L’incendie de Notre-Dame c’était il y a tout juste un mois. Le brasier est maintenant éteint, l’émotion est retombée et les polémiques sur la reconstruction ne cessent d’enfler. Olivier de Chalus est historien, spécialiste de la cathédrale, ingénieur des BTP et porte parole de l’association des scientifiques au service de la restauration de Notre-Dame.
Il termine une thèse commencée il y a six ans sur l’histoire du chantier médiéval de Notre-Dame et était jusqu’à récemment le responsable des guides bénévoles de Notre-Dame. Au moment de l’incendie, Olivier de Chalus est resté sur le parvis de la cathédrale « sans rien pouvoir dire ». Il explique avoir été en état de sidération pendant quatre ou cinq jours après le sinistre, mais aujourd’hui il explique vouloir « regarder vers l’avant » pour que la restauration se passe le mieux possible.
Sur les critiques qui ont été faites concernant les failles de sécurité à la cathédrale, l'historien spécialiste de Notre-Dame explique que tout « fonctionnait très bien » dans les équipes chargées de la préservation du monument.

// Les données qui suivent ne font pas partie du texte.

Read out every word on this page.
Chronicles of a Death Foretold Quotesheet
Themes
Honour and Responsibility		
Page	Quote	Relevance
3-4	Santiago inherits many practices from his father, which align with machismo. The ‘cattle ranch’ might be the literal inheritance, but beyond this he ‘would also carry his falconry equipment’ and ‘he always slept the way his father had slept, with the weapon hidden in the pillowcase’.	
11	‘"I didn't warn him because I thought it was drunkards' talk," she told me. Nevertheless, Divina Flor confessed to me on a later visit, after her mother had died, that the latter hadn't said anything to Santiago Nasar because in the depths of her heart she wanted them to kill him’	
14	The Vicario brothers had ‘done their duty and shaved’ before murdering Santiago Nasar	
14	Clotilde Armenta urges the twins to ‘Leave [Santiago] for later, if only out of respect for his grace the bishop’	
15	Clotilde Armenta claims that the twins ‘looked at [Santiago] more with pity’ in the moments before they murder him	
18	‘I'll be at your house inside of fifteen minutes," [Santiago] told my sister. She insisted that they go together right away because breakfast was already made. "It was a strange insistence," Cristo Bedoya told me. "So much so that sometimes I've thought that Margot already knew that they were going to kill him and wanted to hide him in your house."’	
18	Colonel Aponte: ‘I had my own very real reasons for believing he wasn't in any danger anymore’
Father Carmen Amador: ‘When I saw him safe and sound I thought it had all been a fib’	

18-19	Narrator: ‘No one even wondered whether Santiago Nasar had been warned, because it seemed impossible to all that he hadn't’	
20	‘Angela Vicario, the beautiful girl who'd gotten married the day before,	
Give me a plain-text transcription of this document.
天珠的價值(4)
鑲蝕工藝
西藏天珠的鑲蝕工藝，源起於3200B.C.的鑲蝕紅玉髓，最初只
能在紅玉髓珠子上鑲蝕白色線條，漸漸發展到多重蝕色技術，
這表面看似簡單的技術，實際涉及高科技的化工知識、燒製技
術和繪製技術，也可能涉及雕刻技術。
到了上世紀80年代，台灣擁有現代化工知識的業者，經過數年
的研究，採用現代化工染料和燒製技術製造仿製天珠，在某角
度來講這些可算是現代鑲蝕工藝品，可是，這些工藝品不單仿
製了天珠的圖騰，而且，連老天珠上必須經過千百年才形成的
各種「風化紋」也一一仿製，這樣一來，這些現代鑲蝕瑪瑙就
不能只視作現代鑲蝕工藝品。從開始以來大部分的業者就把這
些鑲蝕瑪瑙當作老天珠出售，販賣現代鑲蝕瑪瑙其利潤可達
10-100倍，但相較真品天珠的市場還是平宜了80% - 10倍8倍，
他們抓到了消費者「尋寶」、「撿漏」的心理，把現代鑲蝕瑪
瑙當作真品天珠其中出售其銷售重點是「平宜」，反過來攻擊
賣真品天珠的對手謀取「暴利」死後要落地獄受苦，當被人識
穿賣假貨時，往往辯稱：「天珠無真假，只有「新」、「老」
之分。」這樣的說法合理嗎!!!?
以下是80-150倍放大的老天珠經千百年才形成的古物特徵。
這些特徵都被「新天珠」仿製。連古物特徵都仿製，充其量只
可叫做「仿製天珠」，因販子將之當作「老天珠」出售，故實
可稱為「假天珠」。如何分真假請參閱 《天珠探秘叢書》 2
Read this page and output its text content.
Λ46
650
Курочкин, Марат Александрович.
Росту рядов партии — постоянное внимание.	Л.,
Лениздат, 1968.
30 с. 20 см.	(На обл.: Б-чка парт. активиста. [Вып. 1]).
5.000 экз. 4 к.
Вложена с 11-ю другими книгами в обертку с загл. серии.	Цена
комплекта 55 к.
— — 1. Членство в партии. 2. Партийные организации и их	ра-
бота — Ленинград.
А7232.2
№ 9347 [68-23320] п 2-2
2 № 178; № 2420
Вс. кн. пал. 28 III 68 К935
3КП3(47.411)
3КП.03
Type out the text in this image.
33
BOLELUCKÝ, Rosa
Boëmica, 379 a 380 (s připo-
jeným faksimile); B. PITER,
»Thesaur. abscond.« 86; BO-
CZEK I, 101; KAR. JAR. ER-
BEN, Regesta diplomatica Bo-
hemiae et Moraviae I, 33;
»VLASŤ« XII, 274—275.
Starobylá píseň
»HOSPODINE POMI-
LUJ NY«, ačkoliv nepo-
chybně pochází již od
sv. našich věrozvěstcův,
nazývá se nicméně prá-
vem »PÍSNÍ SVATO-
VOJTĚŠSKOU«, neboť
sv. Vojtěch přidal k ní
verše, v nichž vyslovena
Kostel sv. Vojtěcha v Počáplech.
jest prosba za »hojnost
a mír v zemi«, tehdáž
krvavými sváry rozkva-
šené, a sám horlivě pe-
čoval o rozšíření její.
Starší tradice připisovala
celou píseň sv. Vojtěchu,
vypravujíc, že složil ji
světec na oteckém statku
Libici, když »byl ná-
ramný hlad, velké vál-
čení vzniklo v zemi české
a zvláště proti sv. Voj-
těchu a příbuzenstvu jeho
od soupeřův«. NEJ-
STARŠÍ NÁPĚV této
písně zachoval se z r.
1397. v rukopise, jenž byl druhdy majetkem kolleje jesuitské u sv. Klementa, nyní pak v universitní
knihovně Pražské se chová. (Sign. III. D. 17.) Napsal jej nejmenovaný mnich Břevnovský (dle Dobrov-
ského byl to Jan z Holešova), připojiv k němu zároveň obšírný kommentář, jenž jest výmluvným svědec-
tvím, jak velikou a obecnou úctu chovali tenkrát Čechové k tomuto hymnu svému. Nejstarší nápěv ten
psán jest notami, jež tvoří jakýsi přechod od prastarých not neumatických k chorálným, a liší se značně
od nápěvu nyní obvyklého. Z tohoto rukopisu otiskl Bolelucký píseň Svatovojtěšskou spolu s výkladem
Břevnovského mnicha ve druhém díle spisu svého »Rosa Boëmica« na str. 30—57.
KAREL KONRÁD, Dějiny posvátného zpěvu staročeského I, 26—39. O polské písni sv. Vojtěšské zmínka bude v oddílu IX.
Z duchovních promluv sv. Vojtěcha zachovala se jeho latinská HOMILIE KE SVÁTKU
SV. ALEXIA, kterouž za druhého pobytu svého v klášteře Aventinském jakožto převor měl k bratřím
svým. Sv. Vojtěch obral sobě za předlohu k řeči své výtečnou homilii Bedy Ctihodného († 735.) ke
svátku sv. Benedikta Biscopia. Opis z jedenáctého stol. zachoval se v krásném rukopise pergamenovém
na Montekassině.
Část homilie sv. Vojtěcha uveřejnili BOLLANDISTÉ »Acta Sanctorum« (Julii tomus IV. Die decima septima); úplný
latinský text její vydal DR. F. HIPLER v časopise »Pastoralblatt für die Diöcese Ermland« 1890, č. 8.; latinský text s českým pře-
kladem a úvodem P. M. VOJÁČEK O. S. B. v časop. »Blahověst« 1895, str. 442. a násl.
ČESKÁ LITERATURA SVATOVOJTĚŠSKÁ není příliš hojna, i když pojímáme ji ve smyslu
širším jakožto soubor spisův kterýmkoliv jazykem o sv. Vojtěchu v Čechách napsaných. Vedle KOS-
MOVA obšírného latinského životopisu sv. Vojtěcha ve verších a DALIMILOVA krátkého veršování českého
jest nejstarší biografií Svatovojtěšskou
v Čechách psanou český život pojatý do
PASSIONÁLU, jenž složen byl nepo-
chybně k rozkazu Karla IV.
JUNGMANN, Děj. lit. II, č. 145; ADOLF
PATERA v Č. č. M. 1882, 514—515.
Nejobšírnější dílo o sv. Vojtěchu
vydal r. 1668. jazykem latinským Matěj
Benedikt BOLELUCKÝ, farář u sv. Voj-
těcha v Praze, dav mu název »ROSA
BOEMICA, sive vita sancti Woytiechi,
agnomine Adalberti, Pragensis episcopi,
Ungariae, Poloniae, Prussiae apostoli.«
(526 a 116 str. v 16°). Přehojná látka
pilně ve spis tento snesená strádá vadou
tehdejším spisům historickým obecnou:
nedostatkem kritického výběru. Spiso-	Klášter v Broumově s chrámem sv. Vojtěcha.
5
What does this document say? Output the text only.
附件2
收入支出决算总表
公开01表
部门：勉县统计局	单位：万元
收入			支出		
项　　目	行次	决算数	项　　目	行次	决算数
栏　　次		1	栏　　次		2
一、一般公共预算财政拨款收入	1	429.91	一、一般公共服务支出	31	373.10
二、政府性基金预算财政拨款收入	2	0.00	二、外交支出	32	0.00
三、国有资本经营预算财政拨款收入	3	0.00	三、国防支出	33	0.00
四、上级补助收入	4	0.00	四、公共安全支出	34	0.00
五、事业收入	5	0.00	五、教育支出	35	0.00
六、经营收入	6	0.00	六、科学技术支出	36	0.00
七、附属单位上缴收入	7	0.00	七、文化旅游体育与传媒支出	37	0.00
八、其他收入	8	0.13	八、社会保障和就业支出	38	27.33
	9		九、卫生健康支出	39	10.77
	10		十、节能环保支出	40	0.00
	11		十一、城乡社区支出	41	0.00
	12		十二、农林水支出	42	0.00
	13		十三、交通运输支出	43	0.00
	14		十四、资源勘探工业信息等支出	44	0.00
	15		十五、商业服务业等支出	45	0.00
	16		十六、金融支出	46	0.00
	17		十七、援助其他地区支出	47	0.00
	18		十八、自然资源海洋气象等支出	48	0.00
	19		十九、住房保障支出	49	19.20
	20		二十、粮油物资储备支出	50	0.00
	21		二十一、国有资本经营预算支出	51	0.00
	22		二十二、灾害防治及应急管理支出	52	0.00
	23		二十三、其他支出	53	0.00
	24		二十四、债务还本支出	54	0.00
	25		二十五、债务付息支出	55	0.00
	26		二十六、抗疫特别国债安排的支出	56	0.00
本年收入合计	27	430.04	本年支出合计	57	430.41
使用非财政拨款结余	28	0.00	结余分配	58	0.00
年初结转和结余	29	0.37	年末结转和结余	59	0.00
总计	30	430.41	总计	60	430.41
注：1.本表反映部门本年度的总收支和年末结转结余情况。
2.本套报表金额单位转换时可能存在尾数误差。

Olivier de Chalus n’a pas encore pu accéder à Notre-Dame, alors que se tiennent en ce moment les opérations de sécurisation de la cathédrale. Il s’agit notamment de consolider les voûtes qui risquent de tomber, de sécuriser les vitraux et de prévenir les risques d’infiltration.
« La cathédrale est connue de tout le monde sur la planète, mais finalement elle est mal connue des chercheurs », explique Olivier de Chalus qui découvrait encore des choses qu’il n’avait jamais vues après onze ans de fréquentation de Notre-Dame. Paradoxalement, l’incendie a permis de faire de nouvelles découvertes, notamment « des peintures sur les voutes », observées grâce à des relevés photographiques haute définition.
un travail interdisciplinaire
L’association des scientifiques au service de la restauration de Notre-Dame a permis à des chercheurs issus de domaines de recherche assez différents de travailler ensemble. Une diversité de points de vue qui va être d'un grand secours pendant les travaux. Olivier de Chalus donne comme exemple la construction des échafaudages.
La restauration va nécessiter de construire des « échafaudages de grande ampleur » à l’intérieur, les voûtes se situant à plus de trente mètres au dessus du sol. Il faudra également des échafaudages deux fois plus hauts à l’extérieur du bâtiment qui auront besoin de fondations pour supporter leur poids. Au cours de son travail de thèse, Olivier de Chalus a découvert des fondations médiévales préexistantes, qui n’ont jamais été utilisées et qui pourront servir pour la restauration. Une méthode qui permettrait aussi de préserver les terrains archéologiques existants.
Préserver le patrimoine en dérogeant aux règles de l’archéologie préventive comme le prévoit le projet de loi sur la restauration est risqué. En effet, l’île de la Cité est fréquentée depuis au moins 7000 ans, des fouilles ont notamment permis de découvrir des pirogues datant du cinquième millénaire avant Jésus-Christ. Dans un contexte urbain « très dense et très riche depuis le IVème siècle », il n’est pas exclu de faire de nouvelles découvertes.
Pour Olivier de Chalus, la question à se poser aujourd’hui n’est pas encore celle de la restauration, mais d’abord celle de la préservation. « Il va falloir prendre le temps » de faire les choses correctement, explique l’historien afin de refaire de Notre-Dame de Paris « un objet patrimonial ». Sa seconde priorité en tant que chrétien est de « refaire de Notre-Dame de Paris une église », et il faudra veiller à ce que les considérations patrimoniales ne prennent pas le pas sur le rôle liturgique de la cathédrale.
Olivier de Chalus n’a pas été surpris par les sommes d’argent importantes qui ont été récoltées pour la restauration de l’édifice, tant la cathédrale est un symbole central à l’échelle du monde. Il déplore cependant que la recherche française ne soit toujours pas suffisamment financée.
Sur le délai de cinq ans qui a été annoncé par Emmanuel Macron, Olivier de Chalus estime qu’il permet de faire « beaucoup de choses » mais qu’on pourra « difficilement tout faire » pendant ce laps de temps. Il faudra aussi définir quels sont les objectifs que l’on souhaite atteindre durant cette période.
Pour impliquer le public, il est important de communiquer sur les travaux, les scientifiques au service de la restauration de Notre-Dame de Paris ont d’ailleurs mis en place un site internet sur lequel ils publient régulièrement des articles.